O professor de licitações e contratos públicos, Marcus Vinicius Reis de Alcântara, explica que a Lei estabeleceu os critérios para a seleção dos licitantes que participarão da etapa de lances (regra dos 10%). 

“Entretanto, a Lei 10.520/2002 não dispôs sobre o funcionamento da etapa de lances, cabendo ao Decreto tal disciplinamento. Na prática, popularizou-se a forma de disputa trazida pelo Decreto 3.555/2000, apontando que, dentre os selecionados para a etapa de lances, o autor da oferta de maior valor começaria a etapa de lances, e assim sucessivamente, até a proclamação do vencedor”, afirma.

A previsão está contida no Decreto 3.555/00, Art. 11, incisos VI a XI:

VI - o pregoeiro procederá à abertura dos envelopes contendo as propostas de preços e classificará o autor da proposta de menor preço e aqueles que tenham apresentado propostas em valores sucessivos e superiores em até dez por cento, relativamente à de menor preço;

VII - quando não forem verificadas, no mínimo, três propostas escritas de preços nas condições definidas no inciso anterior, o pregoeiro classificará as melhores propostas subsequentes, até o máximo de três, para que seus autores participem dos lances verbais, quaisquer que sejam os preços oferecidos nas propostas escritas;

VIII - em seguida, será dado início à etapa de apresentação de lances verbais pelos proponentes, que deverão ser formulados de forma sucessiva, em valores distintos e decrescentes;

IX - o pregoeiro convidará individualmente os licitantes classificados, de forma seqüencial, a apresentar lances verbais, a partir do autor da proposta classificada de maior preço e os demais, em ordem decrescente de valor;

X - a desistência em apresentar lance verbal, quando convocado pelo pregoeiro, implicará a exclusão do licitante da etapa de lances verbais e na manutenção do último preço apresentado pelo licitante, para efeito de ordenação das propostas; (Redação dada pelo Decreto nº 3.693, de 2000)

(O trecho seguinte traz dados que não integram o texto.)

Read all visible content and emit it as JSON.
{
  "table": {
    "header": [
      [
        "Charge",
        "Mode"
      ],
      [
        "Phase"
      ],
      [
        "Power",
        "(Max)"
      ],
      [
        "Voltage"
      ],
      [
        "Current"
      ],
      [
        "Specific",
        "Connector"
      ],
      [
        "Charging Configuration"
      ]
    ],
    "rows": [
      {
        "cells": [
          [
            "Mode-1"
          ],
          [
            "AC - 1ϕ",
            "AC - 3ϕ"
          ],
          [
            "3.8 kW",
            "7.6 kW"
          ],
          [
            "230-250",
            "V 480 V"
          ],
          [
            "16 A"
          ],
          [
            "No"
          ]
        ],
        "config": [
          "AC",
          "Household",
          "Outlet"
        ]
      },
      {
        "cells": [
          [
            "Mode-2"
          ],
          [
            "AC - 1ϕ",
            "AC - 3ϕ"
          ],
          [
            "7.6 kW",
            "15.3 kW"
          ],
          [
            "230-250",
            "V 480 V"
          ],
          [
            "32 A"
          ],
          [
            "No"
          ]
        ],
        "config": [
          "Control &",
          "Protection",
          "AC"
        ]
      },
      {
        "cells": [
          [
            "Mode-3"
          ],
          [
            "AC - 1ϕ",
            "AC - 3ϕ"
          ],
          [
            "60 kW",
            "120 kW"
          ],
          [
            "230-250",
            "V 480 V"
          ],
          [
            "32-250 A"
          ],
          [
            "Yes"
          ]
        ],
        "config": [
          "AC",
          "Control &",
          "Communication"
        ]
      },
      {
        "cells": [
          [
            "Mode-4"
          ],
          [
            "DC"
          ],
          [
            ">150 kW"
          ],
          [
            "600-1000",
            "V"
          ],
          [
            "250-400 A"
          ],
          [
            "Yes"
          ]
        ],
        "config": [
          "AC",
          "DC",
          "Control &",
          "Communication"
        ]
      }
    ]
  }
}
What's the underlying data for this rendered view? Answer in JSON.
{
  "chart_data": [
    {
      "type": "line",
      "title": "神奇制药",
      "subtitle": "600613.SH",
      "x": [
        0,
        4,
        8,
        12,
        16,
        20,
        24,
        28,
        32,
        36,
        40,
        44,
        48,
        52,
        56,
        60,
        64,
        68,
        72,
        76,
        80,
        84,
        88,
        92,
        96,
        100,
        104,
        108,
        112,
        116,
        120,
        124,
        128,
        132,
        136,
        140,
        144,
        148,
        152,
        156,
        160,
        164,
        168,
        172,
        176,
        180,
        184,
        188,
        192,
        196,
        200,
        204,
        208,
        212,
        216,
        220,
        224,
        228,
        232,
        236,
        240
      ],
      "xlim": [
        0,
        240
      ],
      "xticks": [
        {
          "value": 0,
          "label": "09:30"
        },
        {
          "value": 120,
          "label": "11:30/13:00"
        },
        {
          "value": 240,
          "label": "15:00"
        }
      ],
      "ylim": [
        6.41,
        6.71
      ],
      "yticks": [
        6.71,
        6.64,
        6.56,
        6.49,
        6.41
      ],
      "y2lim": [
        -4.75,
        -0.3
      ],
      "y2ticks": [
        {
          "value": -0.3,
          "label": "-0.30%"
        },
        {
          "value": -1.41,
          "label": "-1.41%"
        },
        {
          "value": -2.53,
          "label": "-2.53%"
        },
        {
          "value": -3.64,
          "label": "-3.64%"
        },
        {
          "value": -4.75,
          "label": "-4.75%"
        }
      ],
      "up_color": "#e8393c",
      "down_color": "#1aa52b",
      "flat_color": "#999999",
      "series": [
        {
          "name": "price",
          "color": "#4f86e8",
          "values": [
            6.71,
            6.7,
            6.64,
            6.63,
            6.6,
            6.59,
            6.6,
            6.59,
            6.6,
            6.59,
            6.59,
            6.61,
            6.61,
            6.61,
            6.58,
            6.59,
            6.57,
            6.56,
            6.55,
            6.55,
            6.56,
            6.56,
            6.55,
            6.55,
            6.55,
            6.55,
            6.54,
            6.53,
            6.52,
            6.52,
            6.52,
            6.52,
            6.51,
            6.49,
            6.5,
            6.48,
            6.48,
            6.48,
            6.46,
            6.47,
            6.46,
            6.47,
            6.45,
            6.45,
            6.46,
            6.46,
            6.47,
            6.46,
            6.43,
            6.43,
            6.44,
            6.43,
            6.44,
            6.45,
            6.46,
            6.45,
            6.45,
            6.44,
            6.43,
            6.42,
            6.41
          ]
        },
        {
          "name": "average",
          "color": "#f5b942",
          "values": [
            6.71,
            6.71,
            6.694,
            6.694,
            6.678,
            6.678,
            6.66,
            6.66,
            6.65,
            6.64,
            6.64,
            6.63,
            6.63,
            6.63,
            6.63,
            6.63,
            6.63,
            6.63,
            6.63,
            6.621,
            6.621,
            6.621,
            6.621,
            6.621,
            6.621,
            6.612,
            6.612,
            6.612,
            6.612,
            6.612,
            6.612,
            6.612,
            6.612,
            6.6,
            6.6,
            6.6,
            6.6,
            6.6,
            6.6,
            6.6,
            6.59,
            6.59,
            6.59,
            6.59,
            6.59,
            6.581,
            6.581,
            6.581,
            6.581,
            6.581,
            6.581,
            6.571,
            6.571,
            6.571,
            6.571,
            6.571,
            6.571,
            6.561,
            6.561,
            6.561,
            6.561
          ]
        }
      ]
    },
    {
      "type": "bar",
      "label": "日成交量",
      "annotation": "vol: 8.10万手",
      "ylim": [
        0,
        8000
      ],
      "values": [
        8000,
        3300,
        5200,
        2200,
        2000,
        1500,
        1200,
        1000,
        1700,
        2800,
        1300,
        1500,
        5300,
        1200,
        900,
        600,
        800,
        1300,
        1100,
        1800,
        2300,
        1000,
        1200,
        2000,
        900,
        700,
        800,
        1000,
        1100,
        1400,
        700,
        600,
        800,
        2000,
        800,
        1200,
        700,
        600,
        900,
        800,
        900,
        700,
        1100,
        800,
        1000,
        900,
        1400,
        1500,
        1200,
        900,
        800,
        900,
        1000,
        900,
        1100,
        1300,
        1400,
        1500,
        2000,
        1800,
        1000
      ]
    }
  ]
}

XI - caso não se realizem lances verbais, será verificada a conformidade entre a proposta escrita de menor preço e o valor estimado para a contratação;

Segundo Alcântara, tal modelo foi replicado para os demais entes, sejam Estados ou Municípios, a ponto de muitos pensarem tratar-se da única forma de se fazer Pregão Presencial.   

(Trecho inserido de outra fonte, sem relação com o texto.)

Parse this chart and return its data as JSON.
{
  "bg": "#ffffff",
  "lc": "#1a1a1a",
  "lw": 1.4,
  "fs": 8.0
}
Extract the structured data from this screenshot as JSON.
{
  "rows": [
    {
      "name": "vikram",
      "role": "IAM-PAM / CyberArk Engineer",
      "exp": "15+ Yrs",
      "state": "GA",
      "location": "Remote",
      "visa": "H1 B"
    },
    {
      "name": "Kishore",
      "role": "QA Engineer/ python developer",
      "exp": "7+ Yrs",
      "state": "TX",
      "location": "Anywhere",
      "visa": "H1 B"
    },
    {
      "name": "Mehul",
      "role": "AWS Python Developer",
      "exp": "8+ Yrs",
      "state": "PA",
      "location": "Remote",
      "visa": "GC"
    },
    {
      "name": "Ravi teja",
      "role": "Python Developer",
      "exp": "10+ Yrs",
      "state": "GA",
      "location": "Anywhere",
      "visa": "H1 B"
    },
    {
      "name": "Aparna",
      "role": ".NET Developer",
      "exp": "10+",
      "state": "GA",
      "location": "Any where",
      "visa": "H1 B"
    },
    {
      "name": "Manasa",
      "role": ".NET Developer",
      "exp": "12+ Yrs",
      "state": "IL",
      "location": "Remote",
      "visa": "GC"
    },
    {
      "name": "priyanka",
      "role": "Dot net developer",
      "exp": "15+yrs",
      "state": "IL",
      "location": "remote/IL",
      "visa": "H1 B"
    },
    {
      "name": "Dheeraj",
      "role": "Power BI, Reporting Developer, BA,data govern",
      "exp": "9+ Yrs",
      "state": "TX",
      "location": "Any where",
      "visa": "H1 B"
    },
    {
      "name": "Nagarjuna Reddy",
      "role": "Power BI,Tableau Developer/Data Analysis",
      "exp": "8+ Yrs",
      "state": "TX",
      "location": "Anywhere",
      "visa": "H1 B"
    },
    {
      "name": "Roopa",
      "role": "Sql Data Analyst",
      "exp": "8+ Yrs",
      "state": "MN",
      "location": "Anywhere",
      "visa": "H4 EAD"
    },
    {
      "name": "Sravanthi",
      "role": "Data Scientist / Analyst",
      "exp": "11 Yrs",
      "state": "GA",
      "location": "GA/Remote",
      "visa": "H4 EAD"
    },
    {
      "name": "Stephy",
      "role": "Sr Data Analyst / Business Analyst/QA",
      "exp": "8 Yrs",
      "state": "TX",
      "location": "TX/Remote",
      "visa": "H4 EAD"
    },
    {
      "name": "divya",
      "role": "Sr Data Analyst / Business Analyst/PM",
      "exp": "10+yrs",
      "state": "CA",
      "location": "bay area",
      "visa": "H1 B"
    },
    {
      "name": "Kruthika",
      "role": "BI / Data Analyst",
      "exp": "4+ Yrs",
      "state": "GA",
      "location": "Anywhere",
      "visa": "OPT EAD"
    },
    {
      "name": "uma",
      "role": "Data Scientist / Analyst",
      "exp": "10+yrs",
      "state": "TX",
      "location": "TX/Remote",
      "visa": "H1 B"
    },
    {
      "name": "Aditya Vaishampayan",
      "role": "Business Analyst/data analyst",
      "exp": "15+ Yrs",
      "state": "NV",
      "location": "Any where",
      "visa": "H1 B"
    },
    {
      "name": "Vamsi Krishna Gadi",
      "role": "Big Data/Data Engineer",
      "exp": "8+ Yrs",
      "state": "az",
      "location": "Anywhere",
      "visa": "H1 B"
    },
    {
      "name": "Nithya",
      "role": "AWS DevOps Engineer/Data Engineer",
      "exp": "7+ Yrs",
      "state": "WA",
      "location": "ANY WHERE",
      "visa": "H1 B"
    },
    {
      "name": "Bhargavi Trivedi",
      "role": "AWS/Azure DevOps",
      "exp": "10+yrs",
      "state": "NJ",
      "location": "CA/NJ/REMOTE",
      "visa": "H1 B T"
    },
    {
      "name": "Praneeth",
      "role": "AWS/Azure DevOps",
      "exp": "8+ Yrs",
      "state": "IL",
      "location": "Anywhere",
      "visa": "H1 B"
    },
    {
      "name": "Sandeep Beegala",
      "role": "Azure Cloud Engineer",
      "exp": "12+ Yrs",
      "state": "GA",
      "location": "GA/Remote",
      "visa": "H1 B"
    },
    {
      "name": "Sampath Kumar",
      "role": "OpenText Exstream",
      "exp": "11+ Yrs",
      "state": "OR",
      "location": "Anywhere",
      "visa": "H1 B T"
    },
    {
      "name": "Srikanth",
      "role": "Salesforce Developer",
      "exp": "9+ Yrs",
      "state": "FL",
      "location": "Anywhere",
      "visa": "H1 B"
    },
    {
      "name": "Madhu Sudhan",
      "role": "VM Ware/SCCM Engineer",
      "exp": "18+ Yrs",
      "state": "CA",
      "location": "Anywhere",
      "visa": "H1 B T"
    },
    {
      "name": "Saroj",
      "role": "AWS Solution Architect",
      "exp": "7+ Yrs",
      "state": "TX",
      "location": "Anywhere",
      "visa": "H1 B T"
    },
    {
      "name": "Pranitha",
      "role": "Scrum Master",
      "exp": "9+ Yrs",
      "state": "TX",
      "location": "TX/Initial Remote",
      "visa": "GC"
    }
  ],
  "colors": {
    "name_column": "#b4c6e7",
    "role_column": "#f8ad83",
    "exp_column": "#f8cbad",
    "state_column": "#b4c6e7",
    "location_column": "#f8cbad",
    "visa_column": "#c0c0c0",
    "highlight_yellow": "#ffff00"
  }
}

“Entretanto, poder-se-ia imaginar outras formas de disputa.  Inspirado no Leilão, poderia haver uma fase de lances no Pregão onde os licitantes, espontaneamente, ou por provocação do Pregoeiro, ofertassem seus lances, independente da ordem, de modo a melhorar as suas ofertas.  Poderia haver uma disputa com limitação do número de lances, com estipulação de redução mínima entre lances ou com fixação de tempo da fase de lances.  São formas de disputa que não contrariam o previsto na Lei 10.520/2002, mas careceriam de regulamento específico disciplinando esse modo de disputa”, sugere o especialista.

Para ele, a falta de pluralidade de métodos de disputa no Pregão Presencial talvez decorra do pioneirismo da esfera federal no uso da modalidade, bem como da facilidade e eficiência do modelo trazido no Decreto 3.555/2000.  “Quando os Estados e Municípios começaram a adotar o Pregão, a esfera federal já fazia há 2 anos, com base no Decreto 3.555/2000, ou seja, convocando o autor da proposta de melhor valor para iniciar a fase de lances.  Desse modo, os Estados e Municípios foram induzidos a utilizar a mesma metodologia”, conclui.